Edwin Land, the founder of Polaroid, developed instant photography in response to the childlike, challenging question of his daughter as to why she couldn’t see the pictures immediately after he shot them. The first instant films debuted in the late 1940s with the Land Camera Model 95. These films were black and white, peel apart-type film. In 1963 the first instant color film was produced, also a peel-apart-type film. In 1972 the SX-70 camera and the first integral, square-format films went on the market.

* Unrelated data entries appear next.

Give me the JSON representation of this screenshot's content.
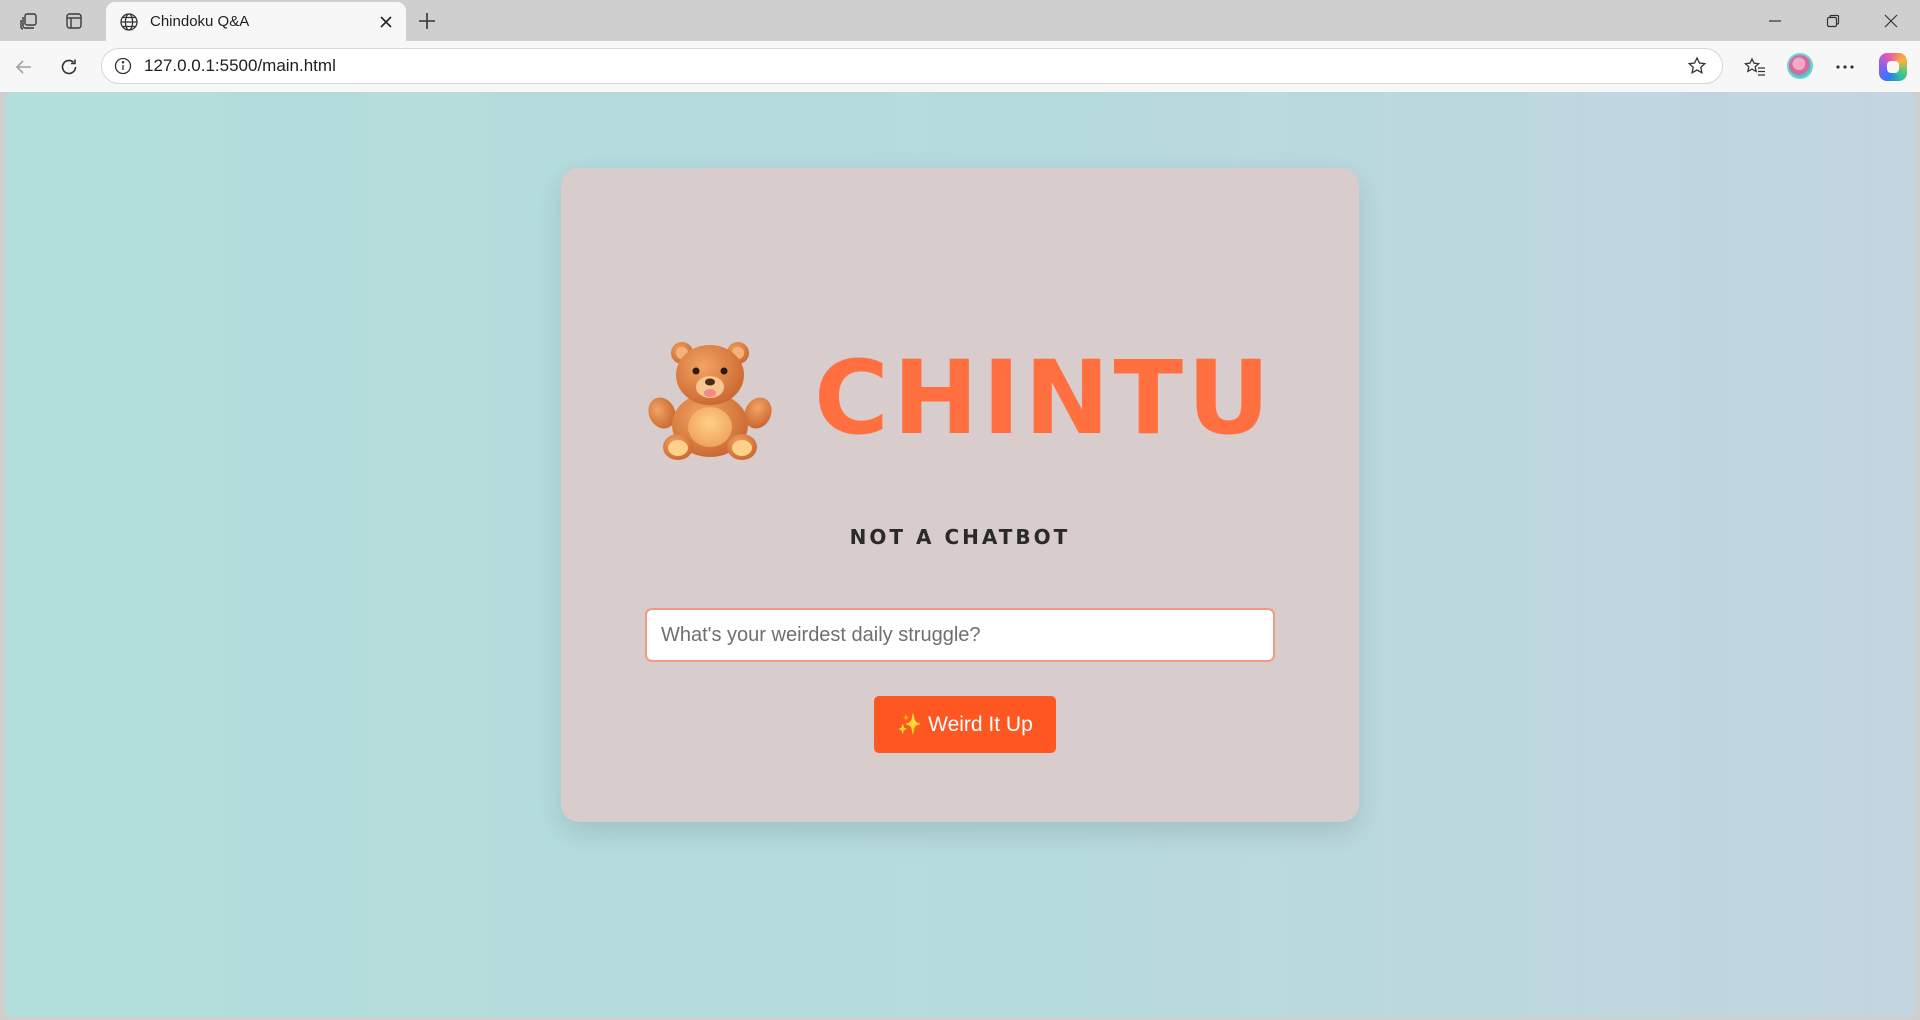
{
  "browser": {
    "tab": {
      "title": "Chindoku Q&A",
      "favicon": "globe-icon"
    },
    "address_bar": {
      "url": "127.0.0.1:5500/main.html"
    },
    "icons": {
      "workspaces": "workspaces-icon",
      "tab_actions": "tab-actions-icon",
      "new_tab": "plus-icon",
      "back": "back-arrow-icon",
      "refresh": "refresh-icon",
      "site_info": "info-icon",
      "favorite": "star-icon",
      "favorites": "favorites-icon",
      "more": "more-icon",
      "copilot": "copilot-icon"
    }
  },
  "page": {
    "brand": {
      "title": "CHINTU",
      "mascot": "teddy-bear-icon",
      "title_color": "#ff6f3f"
    },
    "subtitle": "NOT A CHATBOT",
    "question_input": {
      "placeholder": "What's your weirdest daily struggle?",
      "value": ""
    },
    "submit_button": {
      "icon": "sparkles-icon",
      "label": "Weird It Up",
      "color": "#ff5722"
    },
    "colors": {
      "card": "#d8cccc",
      "background_start": "#b2dedc",
      "background_end": "#c2d5e1"
    }
  }
}
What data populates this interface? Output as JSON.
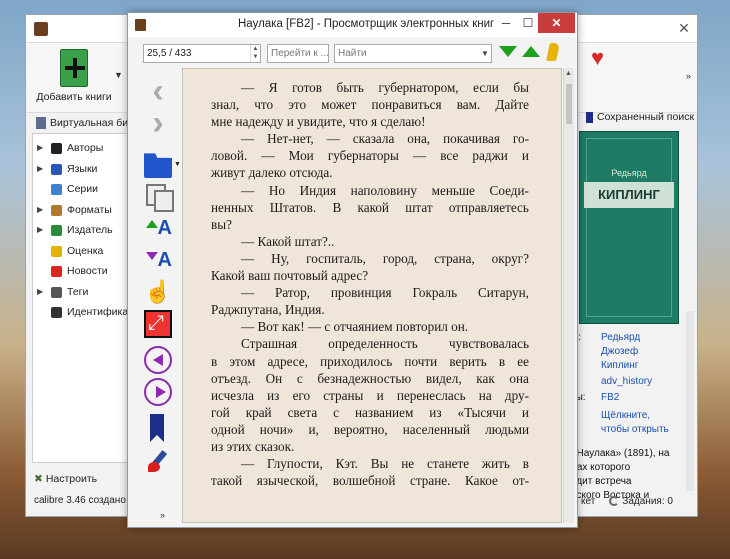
{
  "calibre": {
    "add_books": "Добавить книги",
    "virtual_library": "Виртуальная биб",
    "sidebar": [
      {
        "label": "Авторы",
        "color": "#222222",
        "arrow": true
      },
      {
        "label": "Языки",
        "color": "#2c57b8",
        "arrow": true
      },
      {
        "label": "Серии",
        "color": "#3c82d0",
        "arrow": false
      },
      {
        "label": "Форматы",
        "color": "#b07a2c",
        "arrow": true
      },
      {
        "label": "Издатель",
        "color": "#2c8a3c",
        "arrow": true
      },
      {
        "label": "Оценка",
        "color": "#e6b400",
        "arrow": false
      },
      {
        "label": "Новости",
        "color": "#d22",
        "arrow": false
      },
      {
        "label": "Теги",
        "color": "#555555",
        "arrow": true
      },
      {
        "label": "Идентификат",
        "color": "#333333",
        "arrow": false
      }
    ],
    "configure": "Настроить",
    "status_left": "calibre 3.46 создано",
    "saved_search": "Сохраненный поиск",
    "cover": {
      "author": "Редьярд",
      "title": "КИПЛИНГ"
    },
    "details": {
      "authors_label": "ы:",
      "authors": [
        "Редьярд",
        "Джозеф",
        "Киплинг"
      ],
      "tag": "adv_history",
      "formats_label": "ты:",
      "format": "FB2",
      "open_hint": [
        "Щёлкните,",
        "чтобы открыть"
      ],
      "desc": [
        "«Наулака» (1891), на",
        "дах которого",
        "одит встреча",
        "еского Востока и"
      ]
    },
    "status_right": {
      "prefix": "кет",
      "jobs": "Задания: 0"
    }
  },
  "viewer": {
    "title": "Наулака [FB2] - Просмотрщик электронных книг",
    "position": "25,5 / 433",
    "goto_placeholder": "Перейти к ...",
    "search_placeholder": "Найти",
    "text": [
      {
        "t": "— Я готов быть губернатором, если бы",
        "i": true
      },
      {
        "t": "знал, что это может понравиться вам. Дайте",
        "i": false
      },
      {
        "t": "мне надежду и увидите, что я сделаю!",
        "i": false,
        "last": true
      },
      {
        "t": "— Нет-нет, — сказала она, покачивая го-",
        "i": true
      },
      {
        "t": "ловой. — Мои губернаторы — все раджи и",
        "i": false
      },
      {
        "t": "живут далеко отсюда.",
        "i": false,
        "last": true
      },
      {
        "t": "— Но Индия наполовину меньше Соеди-",
        "i": true
      },
      {
        "t": "ненных Штатов. В какой штат отправляетесь",
        "i": false
      },
      {
        "t": "вы?",
        "i": false,
        "last": true
      },
      {
        "t": "— Какой штат?..",
        "i": true,
        "last": true
      },
      {
        "t": "— Ну, госпиталь, город, страна, округ?",
        "i": true
      },
      {
        "t": "Какой ваш почтовый адрес?",
        "i": false,
        "last": true
      },
      {
        "t": "— Ратор, провинция Гокраль Ситарун,",
        "i": true
      },
      {
        "t": "Раджпутана, Индия.",
        "i": false,
        "last": true
      },
      {
        "t": "— Вот как! — с отчаянием повторил он.",
        "i": true,
        "last": true
      },
      {
        "t": "Страшная определенность чувствовалась",
        "i": true
      },
      {
        "t": "в этом адресе, приходилось почти верить в ее",
        "i": false
      },
      {
        "t": "отъезд. Он с безнадежностью видел, как она",
        "i": false
      },
      {
        "t": "исчезла из его страны и перенеслась на дру-",
        "i": false
      },
      {
        "t": "гой край света с названием из «Тысячи и",
        "i": false
      },
      {
        "t": "одной ночи» и, вероятно, населенный людьми",
        "i": false
      },
      {
        "t": "из этих сказок.",
        "i": false,
        "last": true
      },
      {
        "t": "— Глупости, Кэт. Вы не станете жить в",
        "i": true
      },
      {
        "t": "такой языческой, волшебной стране. Какое от-",
        "i": false
      }
    ]
  }
}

Once Polaroid’s instant film entered full production, they marketed their film materials to photographers and non-photographers alike: from the average joe shooting loved ones and family events, to ultra-specific users in the real estate, medical and scientific fields, to commercial photographers using the medium as a proofing film before taking the final shot.
There was also a cult following of artists that Polaroid cultivated and supported - people who loved the materiality of the films and how they rendered the world - the unique color palettes, the malleability of the chemistry and alternative processes possible, the soft detail, the instantaneous way of working, viewing, and reworking, the ‘magic’ moment of the image emerging in less than two minutes, and the uniqueness of a one-of-a-kind print.